Grâce à deux femmes exceptionnelles : Irène et Simone Porterie, notre grand-mère et notre tante. Le studio n’aurait jamais existé sans elles. Sans qu’on ait demandé quoi que ce soit, elles ont mis leurs économies à notre disposition afin qu’on puisse louer un local, au 36 de la rue Condorcet. La construction a commencé pendant l’été 1970. Nous faisions la chasse au matériel auquel nous ne connaissions rien, via l’achat de revues spécialisées et de petites annonces. C’est Maurice Van Hall, un savant Hollandais qui fournissait les studios parisiens, qui nous a branché sur du matériel professionnel, avec un magnétophone 4 pistes Ampex qui provenait du mythique studio d’Hérouville. Ce n’est pas à Toulouse que nous aurions pu l’acheter…
Pour faire fonctionner le studio à plein régime, vous formez un trio de choc avec votre cousin François Porterie et votre ami Jacques Cardona.
On avait rencontré Jacques au magasin « Musiques & Ondes ». Un super musicien qui chantait divinement bien, avec une formation de juriste pour nous apporter le côté réfléchi. Mon cousin et moi aurions été incapables de gérer une affaire. Tous les deux on assurait la prise de son, et Jacques se chargeait du contact avec les clients, en plus d’être musicien et choriste.
Comment débutent les enregistrements ?
En janvier 1971, on a commencé à enregistrer les locaux : Richard et Daniel Seff, des maquettes avec Pierre Groscolas qu’il est allé présenter à Paris. Nous avons constitué une équipe rythmique avec Paco Rosaleni et Guy Perrin (batteurs), Gérard Salesses (claviériste et arrangeur), Pierre Bénichou (guitariste), ainsi que Georges Augier de Moussac, musicien de Hugues Aufray. On apprenait sur le tas, faut pas se le cacher. On avait beaucoup d’envies mais nous n’étions pas encore des pointures en la matière.
Outre les locaux, des artistes parisiens sont venus à Toulouse dès le début.
Ils sont venus parce qu’ils avaient été recommandés auprès de types que François Porterie avait rencontré à Paris, comme Pierre Billon (fils de la chanteuse Patachou et ami d’Hallyday). Le studio était bon marché, ce qui était adéquat pour les artistes qui n’avaient pas trop d’argent. Ils venaient pour enregistrer des petites maquettes.
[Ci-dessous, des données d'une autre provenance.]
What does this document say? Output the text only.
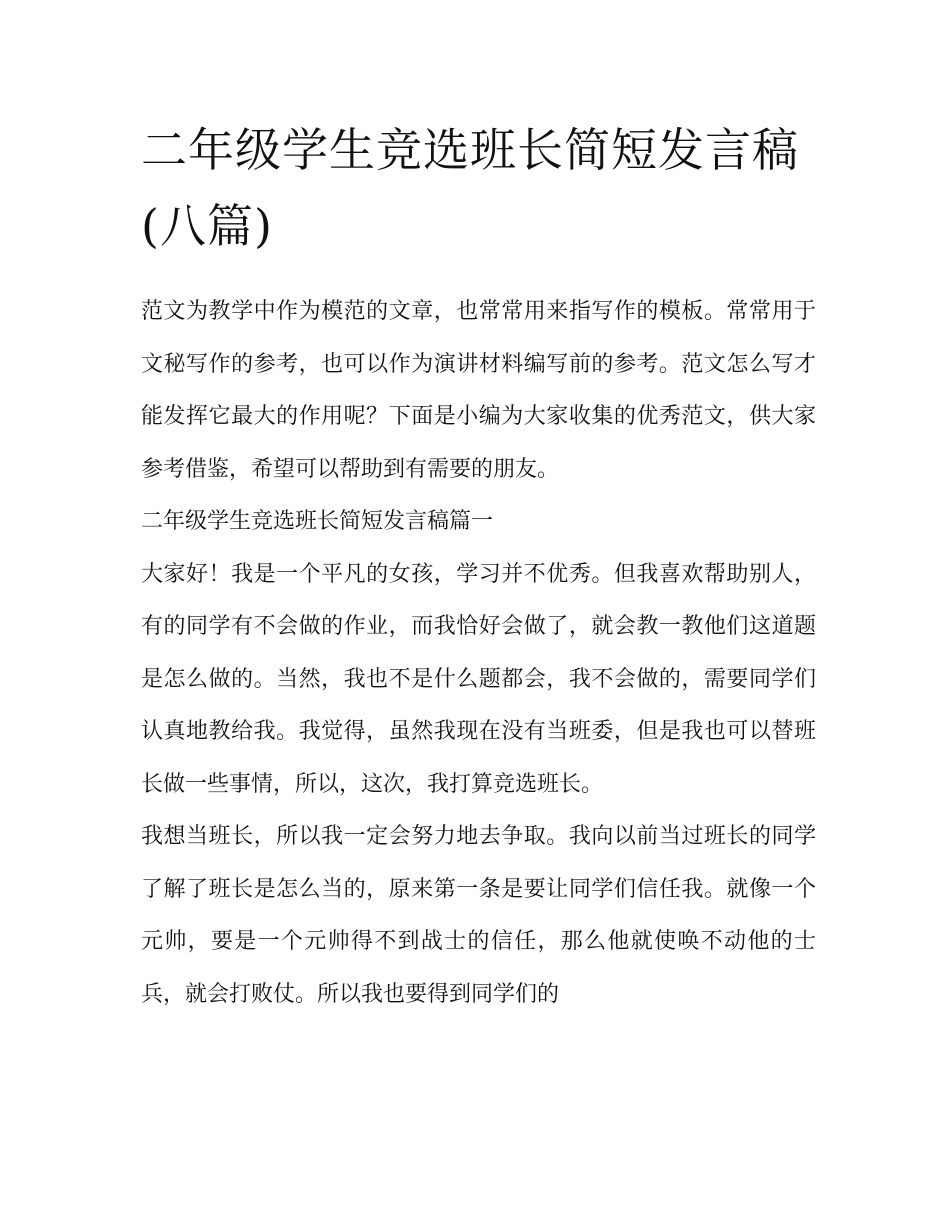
二年级学生竞选班长简短发言稿(八篇)

范文为教学中作为模范的文章，也常常用来指写作的模板。常常用于文秘写作的参考，也可以作为演讲材料编写前的参考。范文怎么写才能发挥它最大的作用呢？下面是小编为大家收集的优秀范文，供大家参考借鉴，希望可以帮助到有需要的朋友。

二年级学生竞选班长简短发言稿篇一

大家好！我是一个平凡的女孩，学习并不优秀。但我喜欢帮助别人，有的同学有不会做的作业，而我恰好会做了，就会教一教他们这道题是怎么做的。当然，我也不是什么题都会，我不会做的，需要同学们认真地教给我。我觉得，虽然我现在没有当班委，但是我也可以替班长做一些事情，所以，这次，我打算竞选班长。

我想当班长，所以我一定会努力地去争取。我向以前当过班长的同学了解了班长是怎么当的，原来第一条是要让同学们信任我。就像一个元帅，要是一个元帅得不到战士的信任，那么他就使唤不动他的士兵，就会打败仗。所以我也要得到同学们的
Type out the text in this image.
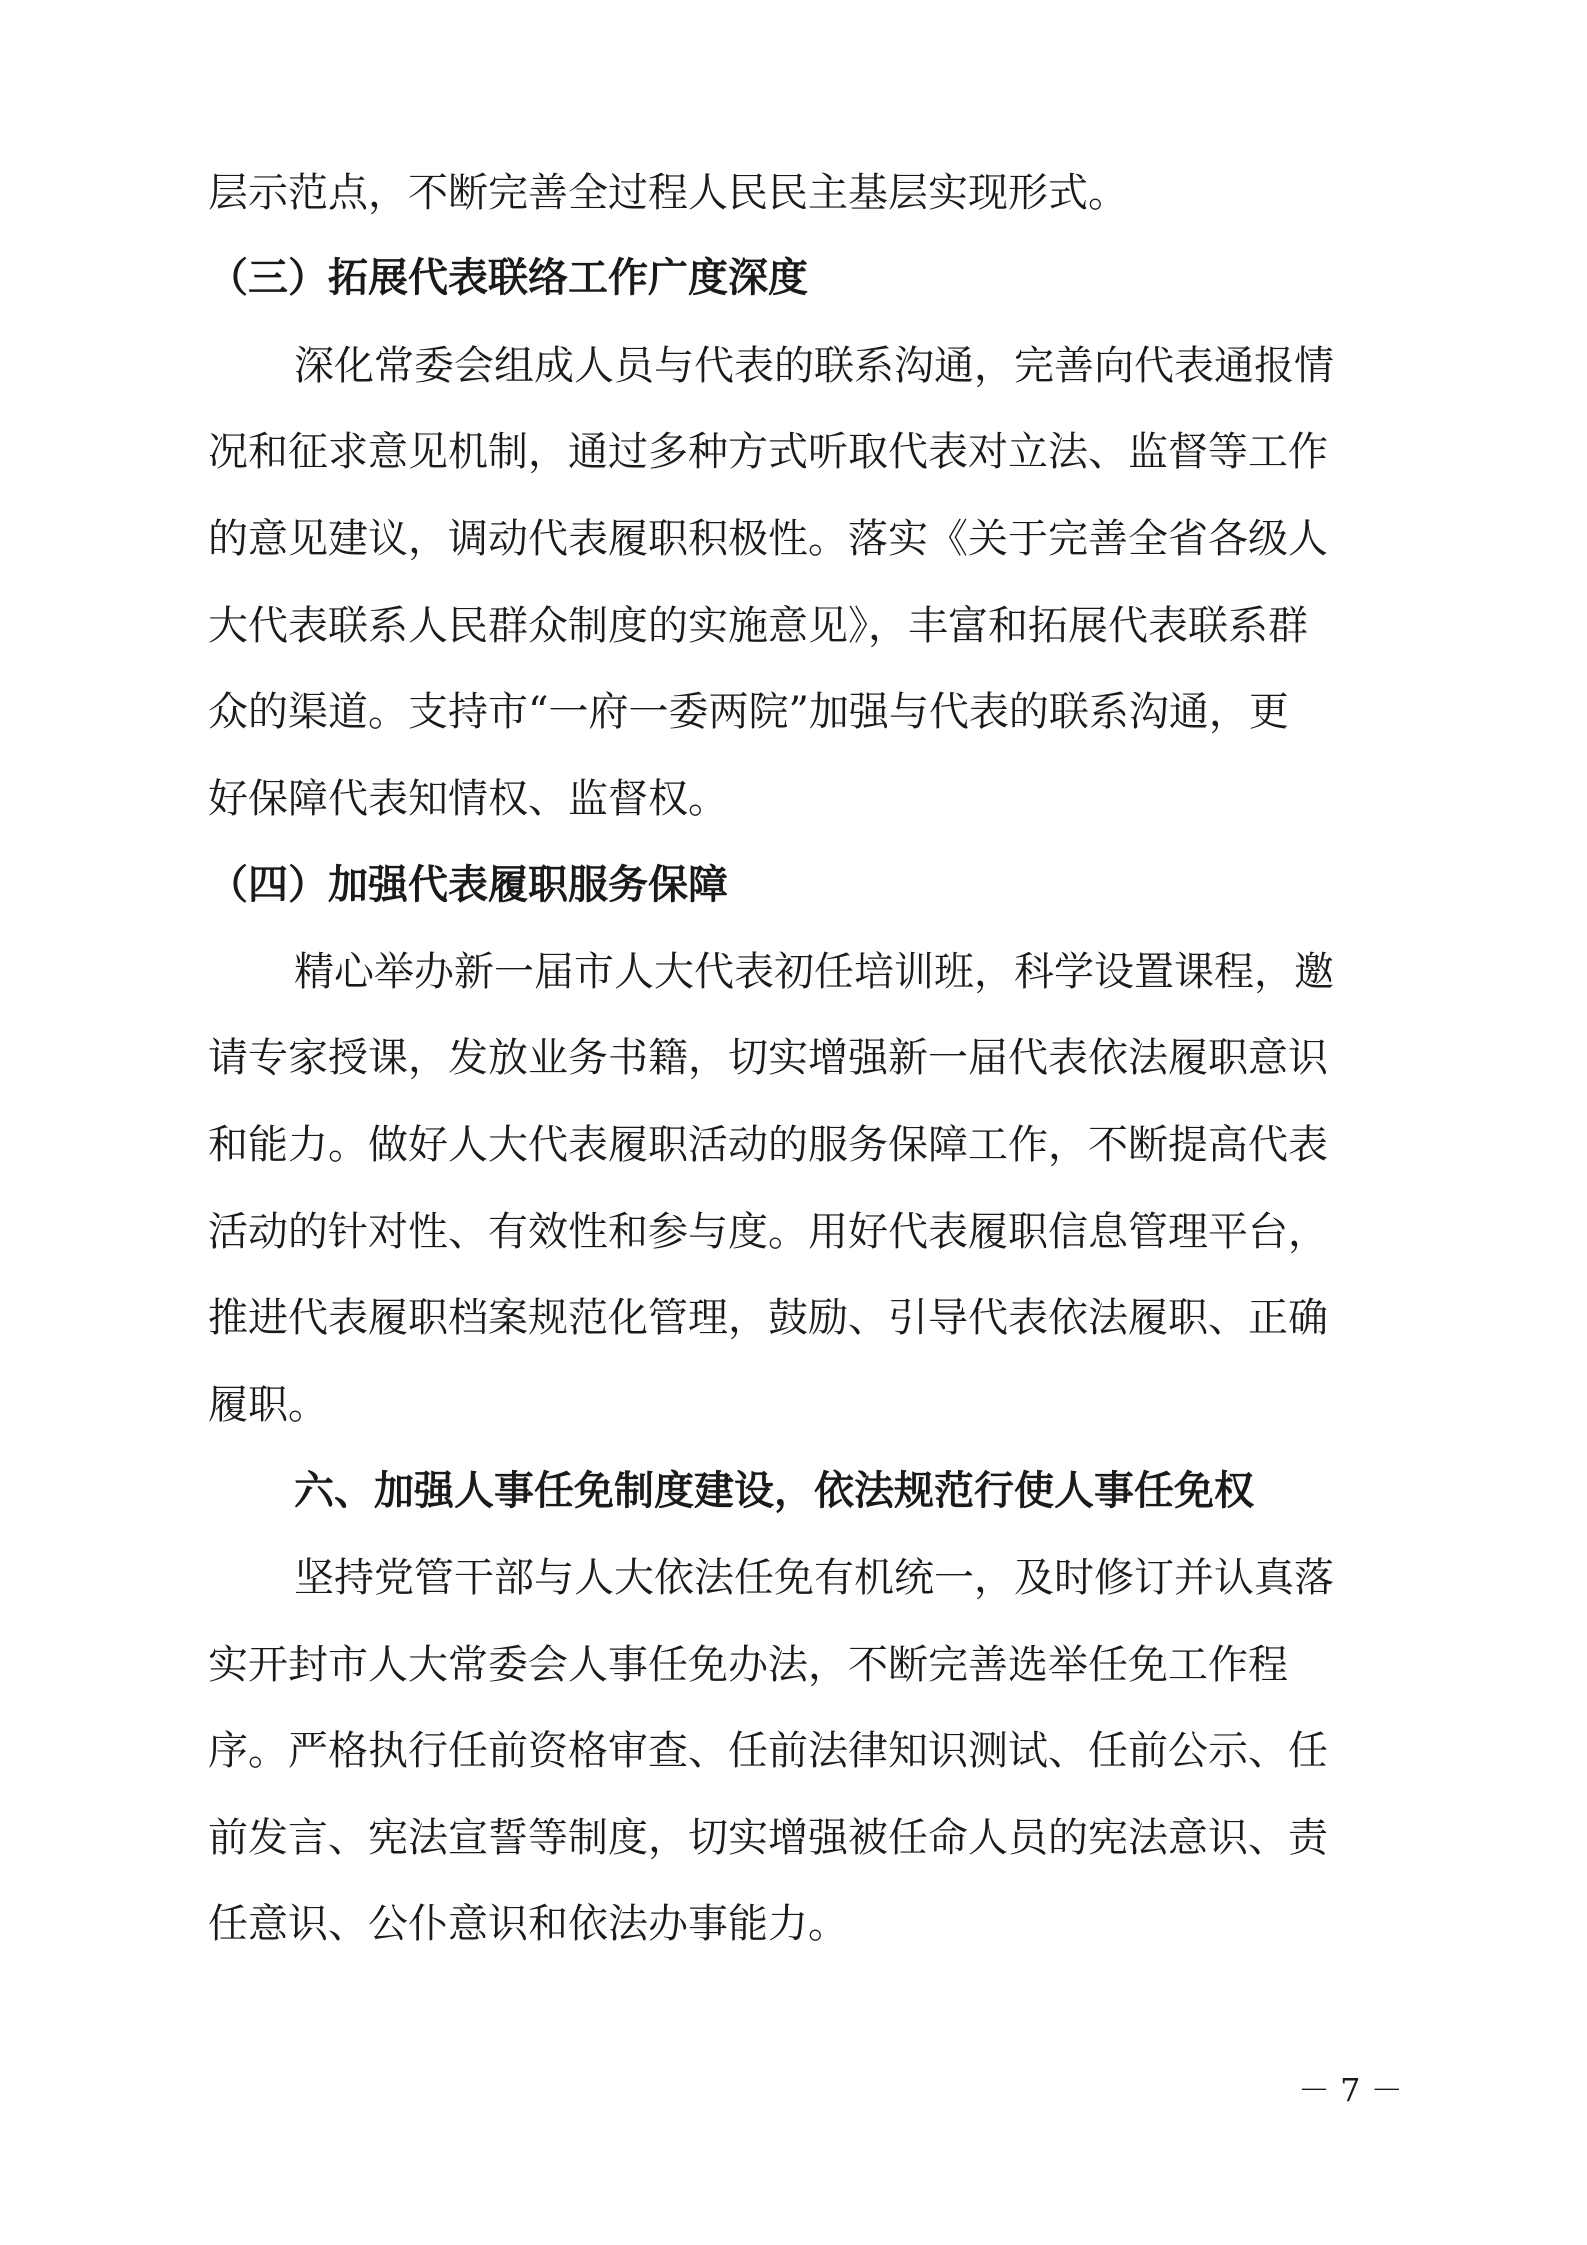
层示范点，不断完善全过程人民民主基层实现形式。
（三）拓展代表联络工作广度深度
深化常委会组成人员与代表的联系沟通，完善向代表通报情
况和征求意见机制，通过多种方式听取代表对立法、监督等工作
的意见建议，调动代表履职积极性。落实《关于完善全省各级人
大代表联系人民群众制度的实施意见》，丰富和拓展代表联系群
众的渠道。支持市“一府一委两院”加强与代表的联系沟通，更
好保障代表知情权、监督权。
（四）加强代表履职服务保障
精心举办新一届市人大代表初任培训班，科学设置课程，邀
请专家授课，发放业务书籍，切实增强新一届代表依法履职意识
和能力。做好人大代表履职活动的服务保障工作，不断提高代表
活动的针对性、有效性和参与度。用好代表履职信息管理平台，
推进代表履职档案规范化管理，鼓励、引导代表依法履职、正确
履职。
六、加强人事任免制度建设，依法规范行使人事任免权
坚持党管干部与人大依法任免有机统一，及时修订并认真落
实开封市人大常委会人事任免办法，不断完善选举任免工作程
序。严格执行任前资格审查、任前法律知识测试、任前公示、任
前发言、宪法宣誓等制度，切实增强被任命人员的宪法意识、责
任意识、公仆意识和依法办事能力。
－ 7 －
C’est comme ça que vous avez enregistré Dick Rivers.
En juillet 71, nous avons reçu un coup de massue lorsqu’on a su qu’il voulait venir un mois pour son premier Dick’n’roll. Il était en perte de vitesse et avait l’envie de faire un album de reprises d’Elvis Presley. Ça s’est très bien passé. À la rentrée, quand il est remonté à Paris pour défendre son album, il s’est mis à parler de nous comme d’un « Nashville toulousain ».
En 72, l’album-concept Mara de René Valère fait le buzz.
François Porterie compose des musiques sur les textes de René, et on se fait la main en travaillant sur les maquettes de cet album. Le projet est vendu à la fin de l’année à la maison Riviera, une filiale de Barclay. On enregistre la version définitive, avec la chance d’avoir un flûtiste du Capitole, Claude Cuguillere, qui met un orchestre de chambre à notre disposition, ce qui permet à Roger Loubet d’exercer ses talents d’arrangeur. On constitue une équipe de cordes et de cuivres, on commence à utiliser des violons. Cela joue en notre faveur car les artistes réalisent qu’il est possible d’enregistrer de la variété à Toulouse. On n’était pas ciblé que rock et je pense que ça a incité des gens comme Sardou à venir chez nous par la suite.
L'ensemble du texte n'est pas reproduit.